The company also publishes several specialized reference works, such as Shakespeare: The Essential Guide to the Life and Works of the Bard (2006).

Optical disc, online, and mobile versions

The Britannica Ultimate Reference Suite 2012 DVD contains over 100,000 articles. This includes regular Britannica articles, as well as others drawn from the Britannica Student Encyclopædia, and the Britannica Elementary Encyclopædia. The package includes a range of supplementary content including maps, videos, sound clips, animations and web links. It also offers study tools and dictionary and thesaurus entries from Merriam-Webster.

Britannica Online is a website with more than 120,000 articles and is updated regularly. It has daily features, updates and links to news reports from The New York Times and the BBC. As of 2009, roughly 60% of Encyclopædia Britannica's revenue came from online operations, of which around 15% came from subscriptions to the consumer version of the websites. As of 2006, subscriptions were available on a yearly, monthly or weekly basis. Special subscription plans are offered to schools, colleges and libraries; such institutional subscribers constitute an important part of Britannica's business. Beginning in early 2007, the Britannica made articles freely available if they are hyperlinked from an external site. Non-subscribers are served pop-ups and advertising.

On 20 February 2007, Encyclopædia Britannica, Inc. announced that it was working with mobile phone search company AskMeNow to launch a mobile encyclopaedia. Users would be able to send a question via text message, and AskMeNow would search Britannica's 28,000-article concise encyclopaedia to return an answer to the query. Daily topical features sent directly to users' mobile phones were also planned.

On 3 June 2008, an initiative to facilitate collaboration between online expert and amateur scholarly contributors for Britannica's online content (in the spirit of a wiki), with editorial oversight from Britannica staff, was announced. Approved contributions would be credited, though contributing automatically grants Encyclopædia Britannica, Inc. perpetual, irrevocable licence to those contributions.

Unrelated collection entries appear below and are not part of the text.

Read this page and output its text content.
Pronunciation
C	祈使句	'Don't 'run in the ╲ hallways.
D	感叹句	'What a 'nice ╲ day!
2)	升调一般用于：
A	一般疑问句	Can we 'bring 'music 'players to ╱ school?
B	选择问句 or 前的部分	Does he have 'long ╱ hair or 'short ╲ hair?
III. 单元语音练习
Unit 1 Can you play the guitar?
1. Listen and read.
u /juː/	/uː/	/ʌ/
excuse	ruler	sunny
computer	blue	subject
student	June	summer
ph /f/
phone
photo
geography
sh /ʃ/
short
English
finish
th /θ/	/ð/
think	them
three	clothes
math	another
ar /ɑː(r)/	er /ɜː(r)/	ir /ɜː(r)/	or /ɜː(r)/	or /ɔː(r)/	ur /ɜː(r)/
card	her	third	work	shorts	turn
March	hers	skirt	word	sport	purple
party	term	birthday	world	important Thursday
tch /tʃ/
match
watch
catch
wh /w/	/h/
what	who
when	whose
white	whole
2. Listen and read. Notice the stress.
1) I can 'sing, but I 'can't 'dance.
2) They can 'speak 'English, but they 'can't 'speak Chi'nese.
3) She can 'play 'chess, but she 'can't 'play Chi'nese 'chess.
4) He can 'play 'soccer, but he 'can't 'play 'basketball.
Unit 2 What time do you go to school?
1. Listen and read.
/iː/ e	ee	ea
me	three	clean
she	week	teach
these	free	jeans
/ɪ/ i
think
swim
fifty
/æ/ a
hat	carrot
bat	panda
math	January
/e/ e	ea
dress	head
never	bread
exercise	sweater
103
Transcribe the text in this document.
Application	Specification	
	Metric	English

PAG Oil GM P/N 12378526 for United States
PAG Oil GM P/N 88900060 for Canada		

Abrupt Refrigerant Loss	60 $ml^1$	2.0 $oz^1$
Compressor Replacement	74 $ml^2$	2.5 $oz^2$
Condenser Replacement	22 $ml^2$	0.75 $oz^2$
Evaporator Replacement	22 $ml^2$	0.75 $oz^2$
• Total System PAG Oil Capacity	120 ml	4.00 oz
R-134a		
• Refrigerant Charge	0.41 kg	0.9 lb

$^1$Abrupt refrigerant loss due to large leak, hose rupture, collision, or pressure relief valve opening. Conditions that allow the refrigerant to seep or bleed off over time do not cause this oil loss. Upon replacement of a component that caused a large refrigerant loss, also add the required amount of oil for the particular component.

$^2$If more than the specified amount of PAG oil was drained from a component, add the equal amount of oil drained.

On 22 January 2009, Britannica's president, Jorge Cauz, announced that the company would be accepting edits and additions to the online Britannica website from the public. The published edition of the encyclopaedia would not be affected by the changes. Individuals wishing to edit the Britannica website would have to register under their real name and address prior to editing or submitting their content. All edits submitted would be reviewed and checked and will have to be approved by the encyclopaedia's professional staff. Contributions from non-academic users would sit in a separate section from the expert-generated Britannica content, as would content submitted by non-Britannica scholars. Articles written by users, if vetted and approved, would also only be available in a special section of the website, separate from the professional articles. Official Britannica material would carry a "Britannica Checked" stamp, to distinguish it from the user-generated content.